Faktanya, guru di zaman ini jika dikomparasikan dengan guru pada masa rezim Orde Baru sangat berbeda jauh. Guru di zaman kini seakan terjebak dalam pragmatisme sempit, dari tendensi mencerdaskan peserta didik beralih hanya tendensi meluluskan peserta didik. Pelita dalam kegelapan dan laksana embun penyejuk dalam kehausan, kini bersalin rupa menjadi tenaga profesional yang bekerja berdasarkan nalar industri : suplay and demand.
Komersialisasi
pendidikan telah nyata di depan mata, meskipun Bantuan Operasional Sekolah
(BOS) menjadi tulang punggung keberlangsungan sekolah di penjuru nusantara.

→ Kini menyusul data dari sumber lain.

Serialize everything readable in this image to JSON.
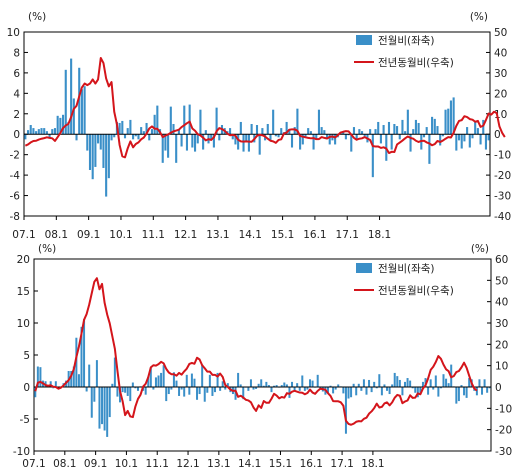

Namu hadirnya program akreditasi sekolah, sertifikasi ISO, Ujian Nasional, dan
Tunjangan Profesi guru menambah deretan runyam arah, tujuan, dan filosofi
pendidikan kita. Guru, yang dari pahlawan tanpa tanda jasa menjadi pahlawan
yang selalu menuntut kesejahteraan karena ketidakadilan manajemen guru PNS dan
Non PNS (honorer dan wiyata bhakti)
Perbedaan lain yang
paling mencolok adalah dari mendidik menjadi hanya sekedar mengajar, bahkan
guru di zaman ini hanya sebagai penyambung lidah modul (buku paket) yang
disampaikan pada peserta didik.
Mungkin karena pendidikan sekarang lebih berorientasi demikian, dimana pendidikan hanya berkutat pada pembenahan proses belajar-mengajar (kurikulum) dan lomba antarsekolah yang dikemas dalam bentuk akreditasi yang hanya mementingkan kuantitas pengajaran (bukan kualitas pendidikan) dan menyingkirkan tujuan utama dari pendidikan itu sendiri.
Lihatlah, banyak guru yang hanya pusing membuat Rencana Pelaksanaan Pembelajaran (RPP), silabus, atau komponen akreditasi lain, yang sebenarnya sangat simbolik-formalistik. Belum lagi urusan administratif-prosedural yang memberikan tugas tambahan pada guru seperti entri DATADIK, DAPODIK, EMIS, NUPTK dan lain-lain
Hasilnya, jerih payah dari seorang guru hanya berupa selembar ijazah. Dan budaya yang penting ijazah disadari atau tidak telah mematikan idealisme para guru dan juga siswa. Mungkin perlu kita renungkan kembali apa yang dikatakan Bapak Fuad Hasan, Menteri Pendidikan dan Kebudayaan (sekarang Mendiknas ) era Orde Baru dulu.
Beliau memberi nasihat yang menurut saya sangat arif, yaitu perlu dibedakan antara mendidik dan mengajar, meluluskan dan membentuk karakter. Jika hasil mengajar adalah pengetahuan (yang hanya sekedar tahu), tetapi hasil mendidik adalah pengetahuan sekaligus pribadi yang berkualitas. Satu lagi petuah sekaligus pertanyaan Pak Fuad, bukankah implementasi dari pendidikan adalah kebudayaan?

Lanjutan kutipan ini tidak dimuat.